Wendy Pantoja Castillo, a naturalized US citizen from Mexico, has been campaigning on behalf of detainees at the Northwest Detention Center, including publicly protesting the jail's conditions and visiting detainees there for the past several years. She described detainees' exposure to extremely polluted air and soil in the area, and said she has worked to organize "toxic tours" of the Tideflats district with other local environmental activists.
"Many of the detainees are reporting they have headaches at night, especially. At night, the air is a little heavier, and it's more dirty," Pantoja Castillo said. "It smells really bad, and this is in all the city, but it's really close to the detention center, and at night people say ... they are feeling dizzy."
No environmental study on air quality and impacts has been conducted in the area, which is something Castillo is pushing to change. She and other organizers are working to pressure the city and state Department of Ecology for air monitoring in the district.
Moreover, the water in the area is known to have been contaminated with lead and arsenic from the ASARCO copper smelter, which Pantoja Castillo suspects could be affecting the detainees there. "Many of [the detainees] are reporting that the water is different ... so we don't know about the water quality," Pantoja Castillo says.
The jail underwent both a federal and state-level environmental assessment in 2001, but according to the News Tribune, the review process for the jail was unusual in many aspects, including that the federal and state reviews were not coordinated, that the state determination only assessed one site alternative in play and that the final federal review did not include a required "preferred site alternative" at all.
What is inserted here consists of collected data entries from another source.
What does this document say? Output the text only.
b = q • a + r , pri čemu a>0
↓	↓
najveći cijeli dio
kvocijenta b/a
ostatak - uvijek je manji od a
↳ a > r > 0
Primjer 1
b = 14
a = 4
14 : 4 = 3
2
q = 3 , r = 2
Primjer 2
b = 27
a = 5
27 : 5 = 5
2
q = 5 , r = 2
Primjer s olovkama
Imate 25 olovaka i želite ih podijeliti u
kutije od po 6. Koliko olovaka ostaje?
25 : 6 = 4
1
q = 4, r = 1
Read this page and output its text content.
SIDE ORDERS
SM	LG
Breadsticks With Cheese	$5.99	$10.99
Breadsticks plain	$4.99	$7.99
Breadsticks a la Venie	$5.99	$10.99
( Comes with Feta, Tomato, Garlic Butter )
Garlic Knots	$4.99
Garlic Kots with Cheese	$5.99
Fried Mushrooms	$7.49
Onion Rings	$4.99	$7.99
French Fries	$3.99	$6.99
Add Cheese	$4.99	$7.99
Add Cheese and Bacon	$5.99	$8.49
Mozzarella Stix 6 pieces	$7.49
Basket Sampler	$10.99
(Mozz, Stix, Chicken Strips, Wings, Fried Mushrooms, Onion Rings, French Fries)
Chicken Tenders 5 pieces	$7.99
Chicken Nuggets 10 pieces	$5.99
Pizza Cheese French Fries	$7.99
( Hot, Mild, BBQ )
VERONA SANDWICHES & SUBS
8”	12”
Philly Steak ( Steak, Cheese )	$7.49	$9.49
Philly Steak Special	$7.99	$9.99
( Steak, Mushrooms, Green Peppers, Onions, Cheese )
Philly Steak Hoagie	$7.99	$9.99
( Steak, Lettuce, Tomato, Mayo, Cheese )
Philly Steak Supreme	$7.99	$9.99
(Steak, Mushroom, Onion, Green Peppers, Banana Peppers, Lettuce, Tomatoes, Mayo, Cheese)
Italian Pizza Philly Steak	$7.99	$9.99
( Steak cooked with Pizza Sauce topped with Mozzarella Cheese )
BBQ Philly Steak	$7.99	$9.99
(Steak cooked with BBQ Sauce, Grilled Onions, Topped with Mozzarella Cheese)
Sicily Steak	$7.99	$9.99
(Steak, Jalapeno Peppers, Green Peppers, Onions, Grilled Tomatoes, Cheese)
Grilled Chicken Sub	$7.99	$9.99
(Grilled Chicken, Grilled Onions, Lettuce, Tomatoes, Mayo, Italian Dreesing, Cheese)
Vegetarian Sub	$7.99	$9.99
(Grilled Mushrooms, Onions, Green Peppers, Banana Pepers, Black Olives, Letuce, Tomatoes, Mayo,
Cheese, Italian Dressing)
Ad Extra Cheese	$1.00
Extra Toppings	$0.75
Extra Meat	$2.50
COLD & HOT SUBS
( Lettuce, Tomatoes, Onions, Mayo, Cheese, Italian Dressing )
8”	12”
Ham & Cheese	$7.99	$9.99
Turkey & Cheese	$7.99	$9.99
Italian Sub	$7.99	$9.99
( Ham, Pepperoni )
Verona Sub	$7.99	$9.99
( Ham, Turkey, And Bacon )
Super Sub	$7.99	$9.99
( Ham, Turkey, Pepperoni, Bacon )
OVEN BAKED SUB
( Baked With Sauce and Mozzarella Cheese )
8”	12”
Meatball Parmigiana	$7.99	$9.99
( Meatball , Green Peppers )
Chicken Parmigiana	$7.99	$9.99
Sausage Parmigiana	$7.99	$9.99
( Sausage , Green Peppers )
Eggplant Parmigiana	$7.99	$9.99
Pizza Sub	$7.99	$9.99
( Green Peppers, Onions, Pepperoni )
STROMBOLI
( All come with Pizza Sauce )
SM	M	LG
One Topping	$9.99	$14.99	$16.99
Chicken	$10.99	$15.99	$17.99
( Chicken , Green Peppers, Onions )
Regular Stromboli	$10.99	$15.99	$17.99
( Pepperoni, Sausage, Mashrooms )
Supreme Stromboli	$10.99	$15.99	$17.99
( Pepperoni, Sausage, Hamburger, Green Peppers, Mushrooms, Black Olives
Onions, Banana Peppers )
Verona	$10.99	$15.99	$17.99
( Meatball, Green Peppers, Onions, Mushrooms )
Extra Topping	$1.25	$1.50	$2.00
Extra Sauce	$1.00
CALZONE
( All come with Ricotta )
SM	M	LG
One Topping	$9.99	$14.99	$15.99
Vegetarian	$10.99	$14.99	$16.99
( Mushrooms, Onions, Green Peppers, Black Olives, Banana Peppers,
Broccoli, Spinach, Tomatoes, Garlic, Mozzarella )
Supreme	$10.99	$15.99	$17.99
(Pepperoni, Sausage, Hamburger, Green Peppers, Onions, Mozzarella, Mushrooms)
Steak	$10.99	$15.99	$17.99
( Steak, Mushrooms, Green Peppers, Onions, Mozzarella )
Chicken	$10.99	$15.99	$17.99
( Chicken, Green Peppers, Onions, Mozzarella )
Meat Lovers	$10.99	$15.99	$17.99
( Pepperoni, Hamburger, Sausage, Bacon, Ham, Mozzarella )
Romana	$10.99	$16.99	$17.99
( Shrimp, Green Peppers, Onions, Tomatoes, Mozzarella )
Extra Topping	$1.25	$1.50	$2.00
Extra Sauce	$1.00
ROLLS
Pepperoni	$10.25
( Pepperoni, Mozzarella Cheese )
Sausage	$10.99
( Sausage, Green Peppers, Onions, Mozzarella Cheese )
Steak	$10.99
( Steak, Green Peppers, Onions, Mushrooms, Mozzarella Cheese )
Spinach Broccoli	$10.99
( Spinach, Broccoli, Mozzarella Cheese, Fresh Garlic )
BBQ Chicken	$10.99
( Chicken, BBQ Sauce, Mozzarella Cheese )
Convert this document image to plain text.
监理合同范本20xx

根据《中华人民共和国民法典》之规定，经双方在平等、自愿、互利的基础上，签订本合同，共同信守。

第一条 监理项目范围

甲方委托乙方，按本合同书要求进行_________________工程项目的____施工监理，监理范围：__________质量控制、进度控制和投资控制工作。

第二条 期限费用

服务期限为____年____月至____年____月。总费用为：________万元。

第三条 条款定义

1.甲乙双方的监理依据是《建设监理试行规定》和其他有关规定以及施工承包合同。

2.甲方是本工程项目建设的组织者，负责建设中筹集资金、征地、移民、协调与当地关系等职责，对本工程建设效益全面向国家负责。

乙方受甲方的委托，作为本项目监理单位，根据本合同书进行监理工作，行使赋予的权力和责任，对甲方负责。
An earlier draft of the federal Environmental Impact Statement identified an alternative site as preferential due to the risks posed by the hazardous waste stored at the original site and its location along the tar pits Superfund cleanup. Subsequent drafts, however, identified the original site as suitable.
Years later, Pantoja Castillo says the city is still pushing its own agenda over the well-being of the detainees. "The city is doing, to be honest, not really anything in this situation because they want to be pushing LNG [Liquefied Natural Gas]," she said.
Puget Sound Energy (PSE) has proposed a massive, 18-story, 8-million-gallon LNG plant at the Port of Tacoma that would liquefy fracked gas and distribute the product on ships and on tanker trucks. The plant has faced opposition from environmental activists concerned that an accident could be catastrophic to the neighborhoods within three miles of the site -- and the even-closer prisoners at the Northwest Detention Center who would have to "shelter in place" if there is an accident. Most prisoners in the US are almost never actually evacuated during disasters.
PSE's own figures show the plant would release 39.6 tons of air pollutants, including sulfur dioxide, nitrogen oxides, volatile organic compounds and particulates, as well as 20,000 tons of greenhouse gases a year. These human and environmental risks are why six protesters chained themselves to construction equipment in May and currently face misdemeanor charges.
Opposition has also come from the Puyallup Tribe, who are native to the banks of Commencement Bay and hold treaty rights within the Tideflats area. The city has solicited the tribe's input as it works to develop a subarea plan to review zoning and land-use rules in the area. Additionally, the city is currently working toward interim regulations on industrial uses in the Tideflats as it conducts its multi-year subarea review.